Sorte nossa. Se, de uma hora para outra, a humanidade inteira passasse a pôr carne no prato com a mesma prodigalidade dos países ricos, todo o cereal do mundo, engordando no meio do caminho os bois, os carneiros, os frangos e outros bichos, não daria para nutrir um terço dos habitantes do planeta. Ao contrário, sendo todos vegetarianos, sobrariam dois terços dos grãos.
Tudo bem, você não vai se deixar convencer por isso. Mas talvez se toque com o argumento seguinte. Reeves acredita que o ser humano esteja melhorando ao longo dos milênios. Devagar e sempre, com altos e baixos, muitos baixos, mas melhorando. “Pode-se dizer que a hominização de nossos ancestrais macacos, nossos primos, tenha correspondido a um fenômeno de humanização?” – ele pergunta. E responde: “Os elementos sugerem que sim”.
Ele comanda uma campanha internacional contra a caça esportiva. E várias ONGs ambientalistas. Dirige espetáculos musicais. Criou textos ecológicos para serem declamados ao som de músicas como “Pedro e o Lobo”, de Serge Prokofiev, “O Carnaval dos Animais”, de Camille Saint-Saens, ou “A Mãe Ganso”, de Maurice Ravel. Tem trabalhos publicados sobre as reações termonucleares dos núcleos estelares, o espectro dos neurinos solares, a origem de elementos leves, como o bório, o lítio e o berlino, a densidade do universo e coisas do gênero. E também escreveu quase 20 livros, com títulos como “Um grito do coração”, “A mais bela história da terra” e “Pássaros, maravilhosos pássaros”. Bem, você pegou o espírito da coisa.

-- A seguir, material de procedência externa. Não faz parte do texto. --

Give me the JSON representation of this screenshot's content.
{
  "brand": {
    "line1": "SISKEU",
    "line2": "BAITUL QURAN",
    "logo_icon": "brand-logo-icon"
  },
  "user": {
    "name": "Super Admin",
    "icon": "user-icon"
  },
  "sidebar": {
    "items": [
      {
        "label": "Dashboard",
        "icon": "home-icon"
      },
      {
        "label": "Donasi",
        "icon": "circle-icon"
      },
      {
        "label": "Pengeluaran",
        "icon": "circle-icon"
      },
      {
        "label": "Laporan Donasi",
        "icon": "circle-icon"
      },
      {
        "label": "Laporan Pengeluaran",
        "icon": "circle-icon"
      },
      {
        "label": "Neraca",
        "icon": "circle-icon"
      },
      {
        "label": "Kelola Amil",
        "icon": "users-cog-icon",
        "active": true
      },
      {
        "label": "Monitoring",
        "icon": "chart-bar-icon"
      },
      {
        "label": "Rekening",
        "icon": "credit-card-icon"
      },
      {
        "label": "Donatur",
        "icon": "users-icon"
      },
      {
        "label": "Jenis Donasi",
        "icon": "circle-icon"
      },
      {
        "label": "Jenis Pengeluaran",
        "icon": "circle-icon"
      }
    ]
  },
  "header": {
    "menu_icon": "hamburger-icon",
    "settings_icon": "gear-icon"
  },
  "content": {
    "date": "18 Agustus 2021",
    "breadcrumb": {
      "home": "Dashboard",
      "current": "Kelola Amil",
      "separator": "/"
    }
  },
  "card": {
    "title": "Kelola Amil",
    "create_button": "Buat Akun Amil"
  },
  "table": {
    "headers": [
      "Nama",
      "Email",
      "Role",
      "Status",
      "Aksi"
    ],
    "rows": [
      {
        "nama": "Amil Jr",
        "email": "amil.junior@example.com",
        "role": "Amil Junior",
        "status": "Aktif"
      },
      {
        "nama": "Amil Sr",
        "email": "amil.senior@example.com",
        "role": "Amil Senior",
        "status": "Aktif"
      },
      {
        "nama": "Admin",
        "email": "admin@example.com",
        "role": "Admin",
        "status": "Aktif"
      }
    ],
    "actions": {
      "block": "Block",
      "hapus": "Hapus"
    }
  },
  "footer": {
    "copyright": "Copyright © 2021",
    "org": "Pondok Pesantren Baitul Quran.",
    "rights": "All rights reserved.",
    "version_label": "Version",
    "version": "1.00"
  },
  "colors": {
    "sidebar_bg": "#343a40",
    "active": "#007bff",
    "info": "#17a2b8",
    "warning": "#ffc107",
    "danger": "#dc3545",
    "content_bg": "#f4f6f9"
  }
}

Reeves se considera um cientista multimídia. É o protagonista e o principal ator de um filme intitulado “O contador de estrelas”. Escreve poemas. E apresenta um programa de divulgação científica na rádio francesa. Do alto de todo esse formidável currículo, ele afirma que a Declaração Universal dos Direitos do Animal está, aos poucos, pegando junto à opinião pública. Há cada vez menos jovens que caçam, por exemplo. E, depois de atingir esse ponto, chegar à interdição dos matadouros é um pulo.

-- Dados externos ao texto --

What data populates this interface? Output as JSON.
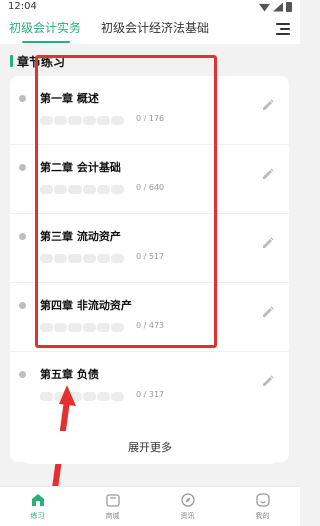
{
  "status_bar": {
    "time": "12:04"
  },
  "header": {
    "tabs": [
      {
        "label": "初级会计实务",
        "active": true
      },
      {
        "label": "初级会计经济法基础",
        "active": false
      }
    ],
    "menu_icon": "menu-icon"
  },
  "section": {
    "title": "章节练习"
  },
  "chapters": [
    {
      "title": "第一章 概述",
      "progress": "0 / 176"
    },
    {
      "title": "第二章 会计基础",
      "progress": "0 / 640"
    },
    {
      "title": "第三章 流动资产",
      "progress": "0 / 517"
    },
    {
      "title": "第四章 非流动资产",
      "progress": "0 / 473"
    },
    {
      "title": "第五章 负债",
      "progress": "0 / 317"
    }
  ],
  "expand_button": {
    "label": "展开更多"
  },
  "bottom_nav": [
    {
      "label": "练习",
      "icon": "home-icon",
      "active": true
    },
    {
      "label": "商城",
      "icon": "shop-icon",
      "active": false
    },
    {
      "label": "资讯",
      "icon": "compass-icon",
      "active": false
    },
    {
      "label": "我的",
      "icon": "profile-icon",
      "active": false
    }
  ],
  "colors": {
    "accent": "#27b07c",
    "annotation": "#e3312f",
    "background": "#f2f2f2"
  }
}
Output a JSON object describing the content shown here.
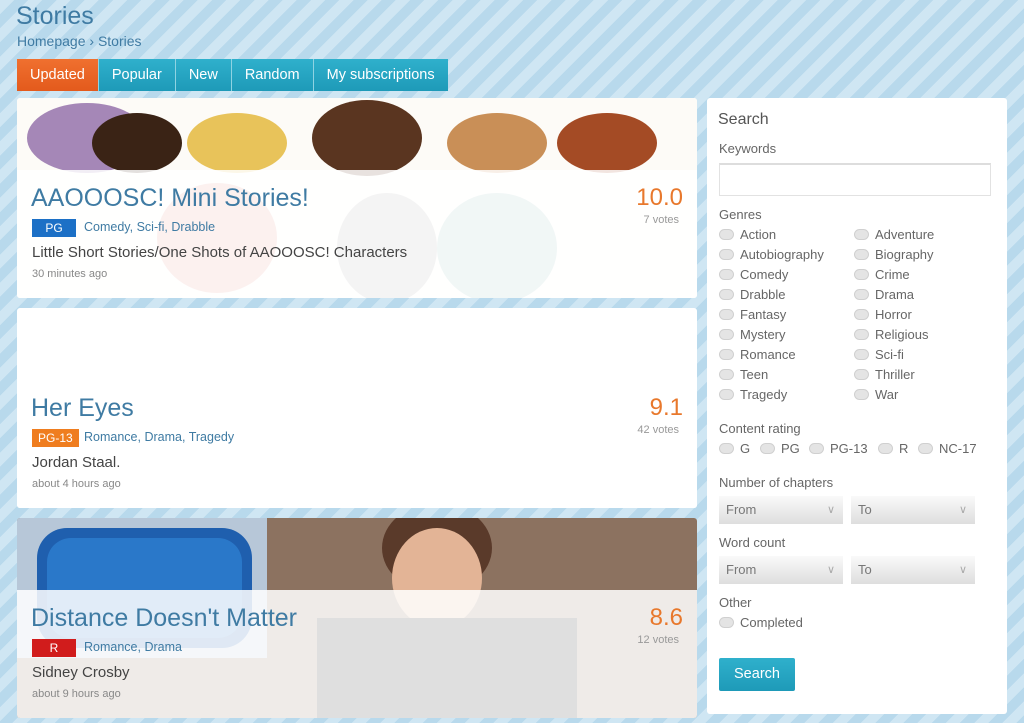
{
  "page": {
    "title": "Stories",
    "breadcrumb": {
      "home": "Homepage",
      "sep": "›",
      "current": "Stories"
    }
  },
  "tabs": [
    "Updated",
    "Popular",
    "New",
    "Random",
    "My subscriptions"
  ],
  "stories": [
    {
      "title": "AAOOOSC! Mini Stories!",
      "rating": "PG",
      "rating_color": "#1c70c6",
      "genres": [
        "Comedy",
        "Sci-fi",
        "Drabble"
      ],
      "description": "Little Short Stories/One Shots of AAOOOSC! Characters",
      "time": "30 minutes ago",
      "score": "10.0",
      "votes": "7 votes"
    },
    {
      "title": "Her Eyes",
      "rating": "PG-13",
      "rating_color": "#ef7d1f",
      "genres": [
        "Romance",
        "Drama",
        "Tragedy"
      ],
      "description": "Jordan Staal.",
      "time": "about 4 hours ago",
      "score": "9.1",
      "votes": "42 votes"
    },
    {
      "title": "Distance Doesn't Matter",
      "rating": "R",
      "rating_color": "#d11c1c",
      "genres": [
        "Romance",
        "Drama"
      ],
      "description": "Sidney Crosby",
      "time": "about 9 hours ago",
      "score": "8.6",
      "votes": "12 votes"
    }
  ],
  "sidebar": {
    "title": "Search",
    "keywords_label": "Keywords",
    "genres_label": "Genres",
    "genres_left": [
      "Action",
      "Autobiography",
      "Comedy",
      "Drabble",
      "Fantasy",
      "Mystery",
      "Romance",
      "Teen",
      "Tragedy"
    ],
    "genres_right": [
      "Adventure",
      "Biography",
      "Crime",
      "Drama",
      "Horror",
      "Religious",
      "Sci-fi",
      "Thriller",
      "War"
    ],
    "content_rating_label": "Content rating",
    "ratings": [
      "G",
      "PG",
      "PG-13",
      "R",
      "NC-17"
    ],
    "chapters_label": "Number of chapters",
    "word_count_label": "Word count",
    "from": "From",
    "to": "To",
    "other_label": "Other",
    "completed": "Completed",
    "search_button": "Search"
  }
}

Um pulo e tanto, como ele mesmo deixa entrever no próprio site, onde recolheu, num “florilégio”, vinte e cinco séculos de citações contra a matança dos bichos. A lista começa com Pitágoras, no quinto século antes de Cristo: “Enquanto os homens matarem os animais, eles se matarão uns aos outros”. Passa por Leonardo da Vinci, no Renascimento: “Virá o dia em que o assassínio de um animal será condenado às mesmas penas que o assassínio de um homem”. Por Voltaire, no Dicionário Filosófico: “Que pobreza de espírito dizer que os animais são máquinas desprovidas de consciência e sentimento”. Por Bernard Shaw: “Quando o homem quer matar um tigre, ele chama isso de esporte. Quando o tigre mata o homem, ele chama de ferocidade”. Por Mahatma Gandhi: “A grandeza de um país e seu progresso moral podem ser medidos pela maneira como trata os animais”. A lista não pára por aí. Nada, com Reeves, pára por aí.